Cultist From Ellensburg: Intelligent, High Ideals

ELLENSBURG - The photographs of Margaret "Peggy" Bull in her high school and University of Washington yearbooks are remarkably similar - softly styled hair, porcelain skin and a calm and gentle face staring at the camera.

That Peggy Bull - kind, friendly, nice, intelligent - is the one her relatives, classmates and friends from Eastern Washington remember.

Yesterday, in home, at work, even at local restaurants here, people were trying to comprehend how Bull traveled the long road from this small farming town to a mass cult suicide in the posh Southern California suburb of Rancho Santa Fe.

"It's really, really sad," said Doreen Chamness, a classmate at Ellensburg High School. "She was an extremely intelligent girl and very kind. It's really sad because she had so much to offer and it's been taken away from us."

Like many of Bull's classmates and friends, Chamness had not seen Bull since high school. While planning a class reunion years ago, Chamness learned that Bull had joined a cult. Other classmates had learned the direction Bull had chosen from her family.

Bull, who was 54, had last returned to Ellensburg in 1993.

Bull "was the closest thing to a sister" Jake Kilpatrick ever had. Even for cousins, the two were extremely close, he recalled yesterday.

His voice catching with sobs, Kilpatrick recalled that "when Peg came back home in '93, my wife and I drove right over to the farm near Ellensburg to pick her up."

She stayed with the Kilpatricks for three days in their home northwest of Colville, Stevens County.

"She was just very much into being present in the moment," Kilpatrick recalled. "That was very important to her. She had very high ideals and put freedom above love.

"To her, freedom was the ability to know more dimensions than the world we are in," he remembered. "Eating correctly, not just with the taste buds, was very important to Peg, and we talked a lot about what food had to do with enlightenment."

That contact was only the second of any length in almost 20 years between Bull and Kilpatrick.

Kilpatrick, his mother and brother lived for 18 months in the early 1960s with the Bull family on their farm outside of Ellensburg.

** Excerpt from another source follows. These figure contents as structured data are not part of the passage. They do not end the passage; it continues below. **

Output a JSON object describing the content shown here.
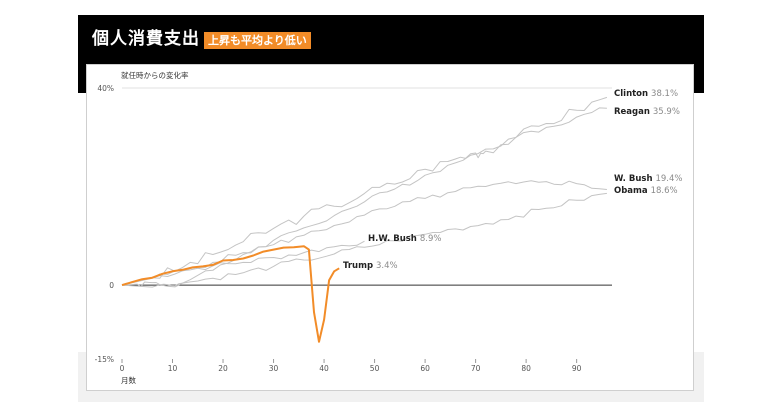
{
  "header": {
    "title": "個人消費支出",
    "badge": "上昇も平均より低い"
  },
  "colors": {
    "header_bg": "#000000",
    "badge_bg": "#f28c28",
    "highlight": "#f28c28",
    "other_series": "#c4c4c4"
  },
  "chart_data": {
    "type": "line",
    "ylabel": "就任時からの変化率",
    "xlabel": "月数",
    "ylim": [
      -15,
      40
    ],
    "xlim": [
      0,
      97
    ],
    "y_ticks": [
      {
        "value": 40,
        "label": "40%"
      },
      {
        "value": 0,
        "label": "0"
      },
      {
        "value": -15,
        "label": "-15%"
      }
    ],
    "x_ticks": [
      0,
      10,
      20,
      30,
      40,
      50,
      60,
      70,
      80,
      90
    ],
    "grid": false,
    "legend": "direct labels at line ends",
    "series": [
      {
        "name": "Clinton",
        "label_value": "38.1%",
        "highlight": false,
        "x": [
          0,
          6,
          12,
          18,
          24,
          30,
          36,
          42,
          48,
          54,
          60,
          66,
          70,
          72,
          78,
          84,
          90,
          96
        ],
        "y": [
          0,
          1.5,
          3.6,
          6.2,
          8.8,
          11.5,
          14.0,
          16.0,
          18.6,
          20.5,
          23.5,
          25.6,
          26.8,
          27.2,
          30.0,
          32.8,
          35.5,
          38.1
        ]
      },
      {
        "name": "Reagan",
        "label_value": "35.9%",
        "highlight": false,
        "x": [
          0,
          3,
          6,
          9,
          12,
          18,
          24,
          30,
          36,
          42,
          48,
          54,
          60,
          66,
          72,
          78,
          84,
          90,
          96
        ],
        "y": [
          0,
          0.2,
          0.5,
          0.1,
          0.4,
          3.0,
          6.2,
          9.1,
          11.6,
          14.1,
          16.9,
          19.5,
          22.3,
          24.8,
          27.6,
          30.0,
          32.0,
          34.1,
          35.9
        ]
      },
      {
        "name": "W. Bush",
        "label_value": "19.4%",
        "highlight": false,
        "x": [
          0,
          6,
          12,
          18,
          24,
          30,
          36,
          42,
          48,
          54,
          60,
          66,
          72,
          78,
          84,
          90,
          96
        ],
        "y": [
          0,
          1.4,
          2.9,
          4.6,
          6.6,
          8.2,
          10.1,
          12.1,
          14.2,
          16.0,
          17.6,
          19.0,
          20.0,
          20.6,
          21.0,
          20.6,
          19.4
        ]
      },
      {
        "name": "Obama",
        "label_value": "18.6%",
        "highlight": false,
        "x": [
          0,
          6,
          12,
          18,
          24,
          30,
          36,
          42,
          48,
          54,
          60,
          66,
          72,
          78,
          84,
          90,
          96
        ],
        "y": [
          0,
          -0.4,
          0.4,
          1.4,
          2.5,
          3.8,
          5.1,
          6.3,
          7.7,
          9.0,
          10.3,
          11.4,
          12.5,
          14.0,
          15.6,
          17.2,
          18.6
        ]
      },
      {
        "name": "H.W. Bush",
        "label_value": "8.9%",
        "highlight": false,
        "x": [
          0,
          6,
          12,
          18,
          24,
          30,
          36,
          42,
          48
        ],
        "y": [
          0,
          1.5,
          2.9,
          3.9,
          4.6,
          5.6,
          6.6,
          7.8,
          8.9
        ]
      },
      {
        "name": "Trump",
        "label_value": "3.4%",
        "highlight": true,
        "x": [
          0,
          2,
          4,
          6,
          8,
          10,
          12,
          14,
          16,
          18,
          20,
          22,
          24,
          26,
          28,
          30,
          32,
          34,
          36,
          37,
          38,
          39,
          40,
          41,
          42,
          43
        ],
        "y": [
          0,
          0.6,
          1.2,
          1.5,
          2.3,
          2.8,
          3.1,
          3.6,
          3.8,
          4.1,
          5.0,
          5.1,
          5.4,
          6.0,
          6.8,
          7.2,
          7.6,
          7.7,
          7.9,
          7.2,
          -5.5,
          -11.5,
          -7.0,
          1.0,
          2.8,
          3.4
        ]
      }
    ]
  }
}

"There was no time that I didn't like Peg. She probably is one of those people unable to live within a system. That is too confining to allow for the human spirit to go where it needs to go," Kilpatrick said.

When Bull joined the Heaven's Gate group in Texarkana, Texas, in 1974, "it was very hard on her parents. They didn't talk about it much but I am sure they thought her mind was controlled by the group. But I never saw an indication of that."

Bull grew up in a farmhouse on Kittitas Highway on the outskirts of Ellensburg. Here, in a wide valley embraced by hills, horse trails are as wide as the streets and the horses are almost as abundant as automobiles.

She was a member of the "Wranglerettes," a girls riding drill team that performed in turquois-and-white costumes riding sorrel horses, said Gwen Sorenson, another member of the riding group.

Bull was selected an Ellensburg Rodeo princess in 1962 - chosen by judges for her riding and speaking abilities.

Her high-school classmates remember Bull as being studious. She belonged to a club called the Gadflys, in which members focused on literature and philosophy.

"Everyone would be envious," Chamness said. "It was like she had a photographic memory."

The leap from 4-H Club and high-school pep squad to mass suicide is still shocking in a town where news travels faster than the biting valley wind.

"I was surprised because she just didn't seem like that kind of person," Sorenson said.

After graduating from high school in 1962, Bull attended the University of Washington. According to UW records, Bull graduated in 1966 with a bachelor of arts degree in English.

UW English instructor Roger Sale taught Bull in a junior Shakespeare class.

"She was one of those students who had never learned they had to learn things in a certain way," he said. "She was very intelligent and very refreshing."

Sale recalled that Bull appeared at a Halloween costume party that year as Alice in Wonderland.

After graduation Bull spent time in Spain, said Carolyn Sorenson, a childhood friend and no relation to Gwen Sorenson.

Bull still has family in Ellensburg, but they declined to speak to the media. Her death came only a few weeks after the death of her father, Jack Bull.

It was not clear if her body would be brought back to Ellensburg.

As the news sinks into Ellensburg, those who knew Bull reached back 35 years to remember her - down to earth, smart, though a bit of a loner. But after that, there is little more than speculation.

"I didn't know her religious philosophy," Chamness said. "Maybe for her, it (the cult) was something she needed and filled that void in her life."

Information from Seattle Times staff reporter Marsha King is included in this report.